At first glance, the Russia sanctions of the EU like a great success. Exports to Vladimir Putin’s empire have fallen significantly since the beginning of his Ukraine campaign. Exports of machinery, for example, have fallen according to EU data from 370,000 tonnes in the fourth quarter of 2021 to 50 tonnes in the second quarter of 2024, and that of cars fell even more drastically from 228 to six tonnes. In June, according to Ukrainian Russia expert Alexander Kolyandr of the Centre for European Policy Analysis (CEPA), Russia paid Europe a mere 2,553 euros for microchips – less than 0.01 percent of what it had imported in June 2021.
But despite the strict Western sanctions regime, Moscow still manages to get Western materials for its industry, including weapons production. “In fact, every time a cruise missile hits my hometown of Kharkiv in eastern Ukraine, newly produced Western microchips are found in the rubble,” writes Kolyandr, who now lives in London.
Not only China: Other countries also act as hubs for trade with Russia
How can that be? Suspicion fell early on on China, which not only increased its oil and gas imports from Russia, like India. Companies from the People’s Republic also supplied Russia with consumer goods that compensated for the loss of Western brands. And goods that can be used for military purposes, from drones to chips to ball bearings, also find their way from China to Russia. Some of these are produced in the People’s Republic, others are re-exported via China; Hong Kong has become a hub for such shadow transactions.
But China is by no means Russia’s only channel to the outside world. About half a year after the start of the war in Ukraine, EU exports to a whole range of countries that are not part of the sanctions regime began to rise rapidly – such as Georgia, Armenia, Turkey, the United Arab Emirates and the Central Asian states of Kazakhstan, Kyrgyzstan and Uzbekistan. All of these countries have close trade relations with Russia. “This indicates that in all likelihood the same sanctioned goods that are not allowed to be delivered directly to Russia are now being exported there again via third countries,” said Kolyandr. Sanctions officials in Europe and the US shared this view.
Kazakhstan: Import and export of electronics has exploded since the start of the war
The British magazine Economist For example, it examined the trade flows of sanctioned goods through Kazakhstan. “Last year, the Central Asian republic’s tiny technology industry seemed to be celebrating a triumph,” the authors said. The country has just 50 tech companies.

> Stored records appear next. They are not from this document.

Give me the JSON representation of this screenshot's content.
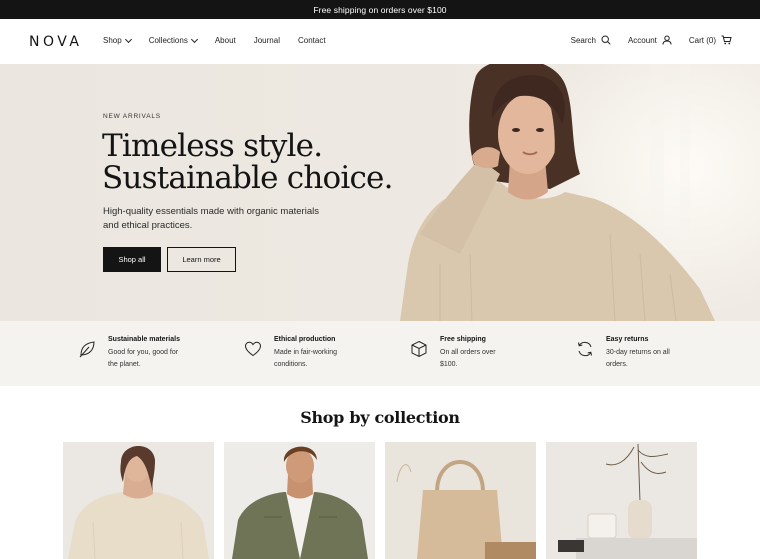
{
  "announcement": "Free shipping on orders over $100",
  "header": {
    "logo": "NOVA",
    "nav": [
      {
        "label": "Shop",
        "has_dropdown": true
      },
      {
        "label": "Collections",
        "has_dropdown": true
      },
      {
        "label": "About",
        "has_dropdown": false
      },
      {
        "label": "Journal",
        "has_dropdown": false
      },
      {
        "label": "Contact",
        "has_dropdown": false
      }
    ],
    "search_label": "Search",
    "account_label": "Account",
    "cart_label": "Cart (0)",
    "icons": {
      "search": "search-icon",
      "account": "user-icon",
      "cart": "cart-icon"
    }
  },
  "hero": {
    "eyebrow": "NEW ARRIVALS",
    "title_line1": "Timeless style.",
    "title_line2": "Sustainable choice.",
    "subtitle_line1": "High-quality essentials made with organic materials",
    "subtitle_line2": "and ethical practices.",
    "primary_cta": "Shop all",
    "secondary_cta": "Learn more"
  },
  "features": [
    {
      "icon": "leaf-icon",
      "title": "Sustainable materials",
      "desc_line1": "Good for you, good for",
      "desc_line2": "the planet."
    },
    {
      "icon": "heart-icon",
      "title": "Ethical production",
      "desc_line1": "Made in fair-working",
      "desc_line2": "conditions."
    },
    {
      "icon": "box-icon",
      "title": "Free shipping",
      "desc_line1": "On all orders over",
      "desc_line2": "$100."
    },
    {
      "icon": "returns-icon",
      "title": "Easy returns",
      "desc_line1": "30-day returns on all",
      "desc_line2": "orders."
    }
  ],
  "collections": {
    "title": "Shop by collection",
    "cards": [
      {
        "image": "woman-in-knit-sweater"
      },
      {
        "image": "man-in-olive-jacket"
      },
      {
        "image": "canvas-tote-bag"
      },
      {
        "image": "vase-and-candle-home-decor"
      }
    ]
  },
  "colors": {
    "announcement_bg": "#141414",
    "primary_button": "#141414",
    "hero_bg": "#ebe6df",
    "features_bg": "#f5f3ef"
  }
}
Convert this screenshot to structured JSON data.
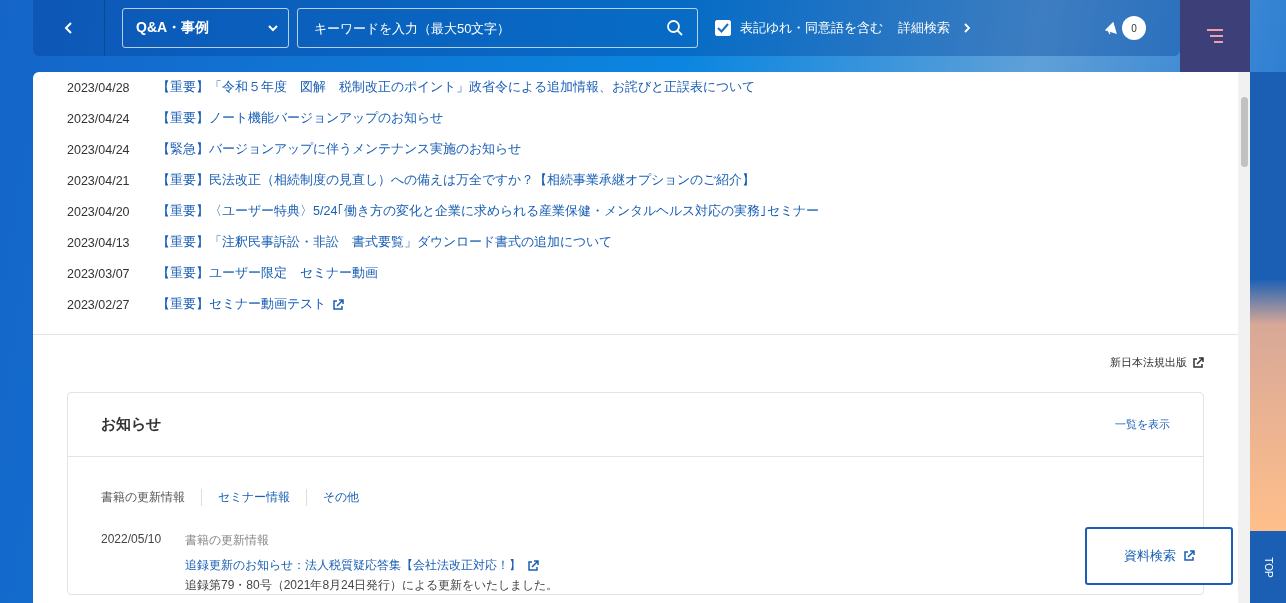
{
  "header": {
    "category_select": {
      "value": "Q&A・事例"
    },
    "search": {
      "placeholder": "キーワードを入力（最大50文字）"
    },
    "variant_option": {
      "label": "表記ゆれ・同意語を含む",
      "checked": true
    },
    "advanced_search": "詳細検索",
    "notification_count": "0"
  },
  "news": [
    {
      "date": "2023/04/28",
      "title": "【重要】「令和５年度　図解　税制改正のポイント」政省令による追加情報、お詫びと正誤表について",
      "external": false
    },
    {
      "date": "2023/04/24",
      "title": "【重要】ノート機能バージョンアップのお知らせ",
      "external": false
    },
    {
      "date": "2023/04/24",
      "title": "【緊急】バージョンアップに伴うメンテナンス実施のお知らせ",
      "external": false
    },
    {
      "date": "2023/04/21",
      "title": "【重要】民法改正（相続制度の見直し）への備えは万全ですか？【相続事業承継オプションのご紹介】",
      "external": false
    },
    {
      "date": "2023/04/20",
      "title": "【重要】〈ユーザー特典〉5/24｢働き方の変化と企業に求められる産業保健・メンタルヘルス対応の実務｣セミナー",
      "external": false
    },
    {
      "date": "2023/04/13",
      "title": "【重要】「注釈民事訴訟・非訟　書式要覧」ダウンロード書式の追加について",
      "external": false
    },
    {
      "date": "2023/03/07",
      "title": "【重要】ユーザー限定　セミナー動画",
      "external": false
    },
    {
      "date": "2023/02/27",
      "title": "【重要】セミナー動画テスト",
      "external": true
    }
  ],
  "publisher_link": "新日本法規出版",
  "notices": {
    "title": "お知らせ",
    "view_all": "一覧を表示",
    "tabs": [
      {
        "label": "書籍の更新情報",
        "selected": true
      },
      {
        "label": "セミナー情報",
        "selected": false
      },
      {
        "label": "その他",
        "selected": false
      }
    ],
    "items": [
      {
        "date": "2022/05/10",
        "category": "書籍の更新情報",
        "title": "追録更新のお知らせ：法人税質疑応答集【会社法改正対応！】",
        "external": true,
        "description": "追録第79・80号（2021年8月24日発行）による更新をいたしました。"
      }
    ]
  },
  "floating_button": "資料検索",
  "top_button": "TOP"
}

Their exports to Russia have miraculously increased from 40 million US dollars in 2021 to 298 million dollars in 2023. Surprise: At the same time, electronics imports from Europe have increased, according to the report, from 250 million euros to 709 million euros. “Have Kazakh companies magically expanded, or have Russian companies found a detour to their old European suppliers?” asks the magazine. “Judge for yourself.”

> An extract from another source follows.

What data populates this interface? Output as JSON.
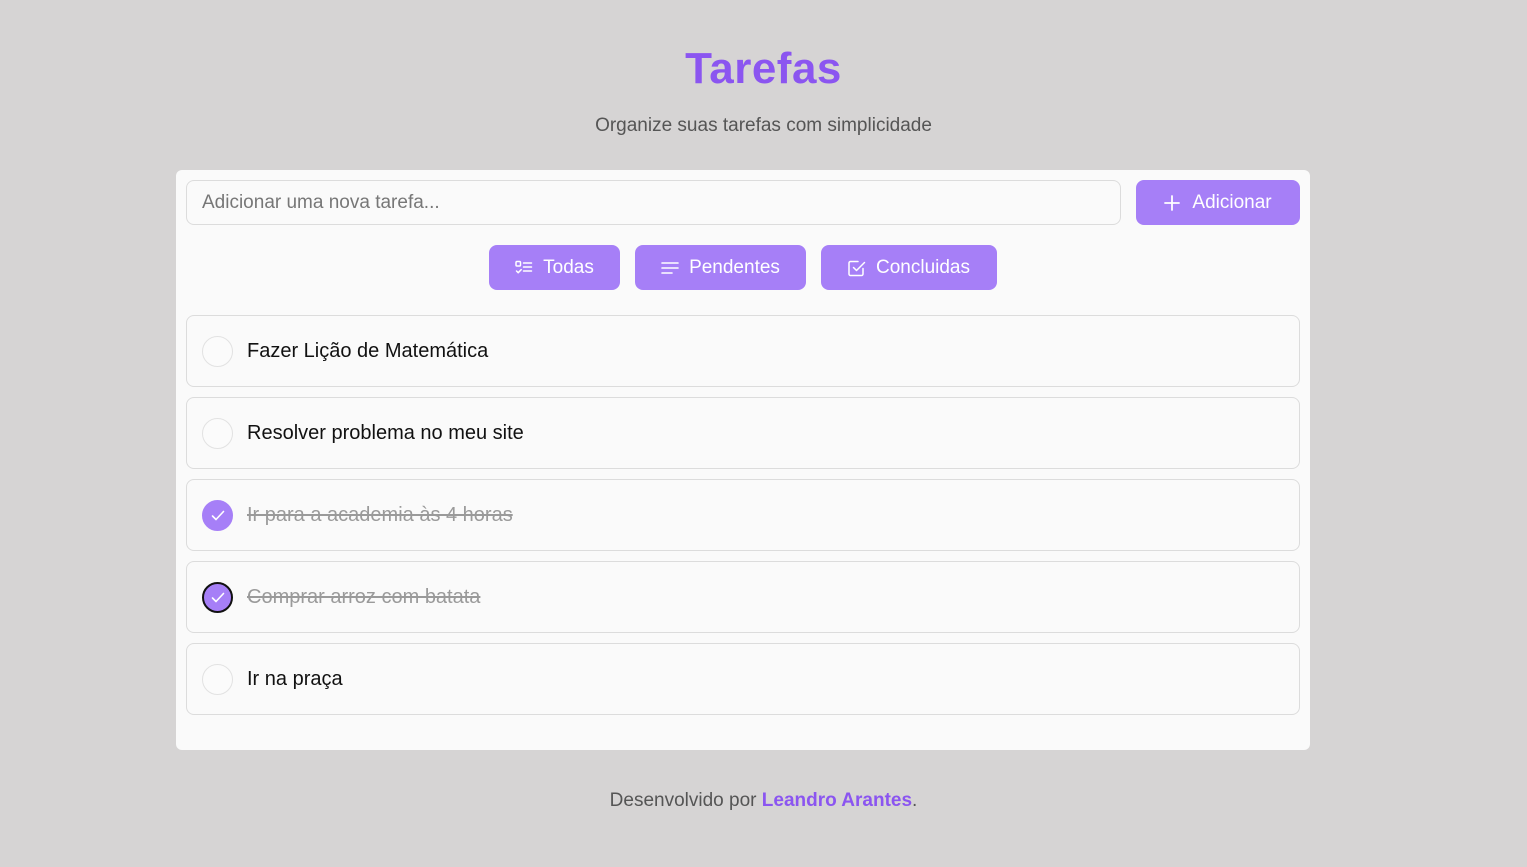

According to the report, the fastest increase in exports from the EU to Kazakhstan and Armenia can be seen in the heavily sanctioned product groups of chemicals, electronics and machinery, with an increase of 50 percent between 2021 and 2023 – while at the same time direct exports of these products from the EU to Russia shrank by three quarters. Kolyandr has an even more absurd example: the export of ship propellers and parts that are on the sanctions list has increased sharply to some of the countries mentioned above. “This also applies to the landlocked mountainous republics of Armenia and Kyrgyzstan, which are not exactly known for their maritime strength.”
USA uncovers networks of Russian middlemen
It is difficult to say which European companies are simply looking for new markets because of war and sanctions, and which are deliberately circumventing these sanctions by going to third countries. In many cases, it is mainly the middlemen who do good business. And the European exporter does not always know whether and to whom his goods will be resold.
But in 2023 the US imposed sanctions against a network of EU companies, including two Finnish logistics companies, organized by the Russian wholesaler Mayak. It is said to have brought prohibited equipment such as drone cameras and lithium batteries to Russia through Uzbekistan and Armenia. In June, the US uncovered Economist Two similar networks were set up again, which delivered products from European tool manufacturers to Russia for Russian traders via Turkey and Kyrgyzstan respectively.
EU and USA want to close loopholes
The EU, the US and other Western countries have long been trying to crack down on these businesses, but investigations are often difficult. In June, the EU issued its 14th sanctions package, which for the first time makes exporters responsible for what happens to their goods in the destination country. Failure to comply with the new regulations is now also a criminal offence. Latvian expert Ēriks Selga recommended in July a Europe-wide sanctions authority based on the model of the EU anti-money laundering authority. This would be much more efficient than investigations by individual member states, whose legal views and investigative approaches vary greatly.
Kolyandr warns against having excessive expectations, however. “Tighter controls and higher fines will force Russians to take many intermediate steps to circumvent the bans – but a complete ban is impossible to enforce or maintain.” A “complete, watertight sanctions system” should therefore not be promised in the first place.